Retour à Neil Gaiman, romancier fabuleux et poétique, qui a justement toujours été inspiré par les contes et légendes d’autrefois et en particulier par les mythes nordiques qu’il découvrit gamin dans les pages du comic Thor illustré par le roi Jack Kirby. Le sujet a par la suite bien entendu été largement approfondis par des lectures plus proches des véritables légendes, par des documents universitaires même, et surtout ces récits, parmi d’autres, n’ont eu de cesse dès lors de venir nourrir ses propres créations que ce soit dans les pages de son chef d’œuvre Sandman jusqu’aux évocations contemporaines d’American God ou ses nombreux contes fantaisistes comme Stardust. Ce n’est finalement qu’en 2017 que Gaiman décida de se consacrer frontalement à se corpus presque infini de récits héroïques ou truculents, dramatiques ou explicatifs (l’origine de la vie sur terre, les tremblements de terre, le cycle de saisons…) avec son propre livre : Norse Mythology, ou La Mythologie Viking en français. Un ouvrage qui ne se veut certainement pas exhaustif, même s’il s’ouvre sur la création du monde et s’achève, comme il se doit sur Ragnarök, mais qui se réapproprie une dizaine d’épisodes plus ou moins connus et les aborde avec un ton de nouveau romanesque, fidèle soit, mais pétri d’un humour plus moderne et de dialogues souvent savoureux.
Au temps de Midgard
De quoi les rendre à nouveaux accessibles, plaisant, et surtout d’y rappeler les grandes faiblesses de ces dieux braillards, fiers à bras, querelleurs, constamment lancés dans des concours de force, de boisson, dans des traquenards un peu foireux, des hauts faits pas toujours bien glorieux…. Des dieux on ne peut plus humains aux milieux desquels Loki, dieu de la malice bien connu, est celui qui a finalement le plus d’esprit, de lucidité, ce qui va forcément se retourner contre lui. Ces belles histoires racontées avec talent et une certaine fraicheur – les trésors offerts par les nains aux dieux, la naissance des enfants de Loki, comment la poésie vient aux hommes, le voyage de Thor au pays des géants ou Les Pommes d’immortalité – incluant moult transformations et péripéties, se réorganisent de manière logique, suivant un cheminement prévisible vers la fin de tout comme si ces grands caractères n’avaient fait que provoquer ce destin inéluctable. L’autre grande idée de Gaiman, est d’opposer cette finalité mythologique avec la notion plus romantique de l’éternel recommencement permis par la force même des histoires, constamment réinventées, rejouées par les générations qui se suivent.

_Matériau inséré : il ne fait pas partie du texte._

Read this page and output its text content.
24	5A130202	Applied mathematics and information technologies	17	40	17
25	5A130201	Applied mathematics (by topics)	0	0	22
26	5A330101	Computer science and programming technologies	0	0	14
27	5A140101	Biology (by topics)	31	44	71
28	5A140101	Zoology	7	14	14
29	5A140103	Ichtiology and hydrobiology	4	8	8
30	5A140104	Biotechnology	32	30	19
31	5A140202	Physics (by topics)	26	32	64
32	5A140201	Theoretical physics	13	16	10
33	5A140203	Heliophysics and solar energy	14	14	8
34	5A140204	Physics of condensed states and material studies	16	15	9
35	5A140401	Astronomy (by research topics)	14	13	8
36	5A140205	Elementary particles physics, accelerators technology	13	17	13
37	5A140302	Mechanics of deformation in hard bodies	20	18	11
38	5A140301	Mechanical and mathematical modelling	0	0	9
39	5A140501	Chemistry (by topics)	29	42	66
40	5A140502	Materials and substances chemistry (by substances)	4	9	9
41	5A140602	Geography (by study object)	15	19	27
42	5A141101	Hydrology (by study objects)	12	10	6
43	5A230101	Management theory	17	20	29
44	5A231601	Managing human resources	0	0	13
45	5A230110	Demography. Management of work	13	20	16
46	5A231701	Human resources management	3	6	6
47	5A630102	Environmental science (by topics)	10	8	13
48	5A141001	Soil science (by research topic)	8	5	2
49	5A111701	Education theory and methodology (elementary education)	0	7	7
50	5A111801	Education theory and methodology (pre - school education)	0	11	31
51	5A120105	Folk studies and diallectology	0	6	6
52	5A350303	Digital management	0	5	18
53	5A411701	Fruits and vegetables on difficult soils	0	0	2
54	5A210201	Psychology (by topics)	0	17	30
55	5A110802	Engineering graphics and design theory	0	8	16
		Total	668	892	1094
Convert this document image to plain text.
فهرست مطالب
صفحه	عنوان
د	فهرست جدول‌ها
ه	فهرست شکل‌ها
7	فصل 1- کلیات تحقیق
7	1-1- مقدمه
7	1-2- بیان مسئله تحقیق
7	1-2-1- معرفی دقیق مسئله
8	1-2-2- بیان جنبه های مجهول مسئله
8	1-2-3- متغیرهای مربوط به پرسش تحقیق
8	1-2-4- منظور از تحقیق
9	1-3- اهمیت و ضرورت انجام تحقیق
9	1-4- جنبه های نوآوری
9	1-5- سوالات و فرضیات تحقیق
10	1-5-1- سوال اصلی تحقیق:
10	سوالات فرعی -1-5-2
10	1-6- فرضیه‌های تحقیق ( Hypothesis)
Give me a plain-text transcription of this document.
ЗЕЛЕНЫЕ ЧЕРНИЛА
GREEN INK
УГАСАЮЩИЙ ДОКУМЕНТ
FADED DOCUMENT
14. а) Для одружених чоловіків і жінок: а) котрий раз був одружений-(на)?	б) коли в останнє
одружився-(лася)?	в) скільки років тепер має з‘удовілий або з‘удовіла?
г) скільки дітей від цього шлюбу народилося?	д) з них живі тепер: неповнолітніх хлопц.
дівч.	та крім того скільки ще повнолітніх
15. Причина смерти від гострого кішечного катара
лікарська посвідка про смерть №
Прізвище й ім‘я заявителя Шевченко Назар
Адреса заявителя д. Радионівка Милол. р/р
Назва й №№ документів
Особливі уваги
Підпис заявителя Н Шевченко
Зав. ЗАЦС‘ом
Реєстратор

Un roman vaste donc, mais aussi donc désormais trois albums de bande dessiné, comme un retour logique à la source de l’inspiration de l’auteur, entièrement conçus par P. Craig Russell dont justement la proximité avec l’auteur n’est plus à prouver. S’il s’est chargé effectivement de l’adaptation proprement dite et de l’ensemble du découpage, il n’illustre pas (superbement) l’ensemble des chapitres, mais y laisse régulièrement généreusement la place à de nombreux collègues comme Mike Mignola (Hellboy), Jerry Ordway (The Power of Shazam !, Superman), Jill Thompson (Scary Grandmother, Wonder Woman) ou Mark Buckingham (Fables, Generation X) venant constamment souligner l’aspect protéiforme de ces aventures et poursuivre cette notion essentiellement de transmission et de réappropriation constante de mythes fondateurs vieux de quelques siècles et de grosses poussières. Ces performances à la fois cohérentes, colorées, mais souvent décalées et toujours marquées par des styles assez personnels, enluminent encore cette vaste épopée pleine de bruits, de fureur… et de gaillardises. Un vrai régal.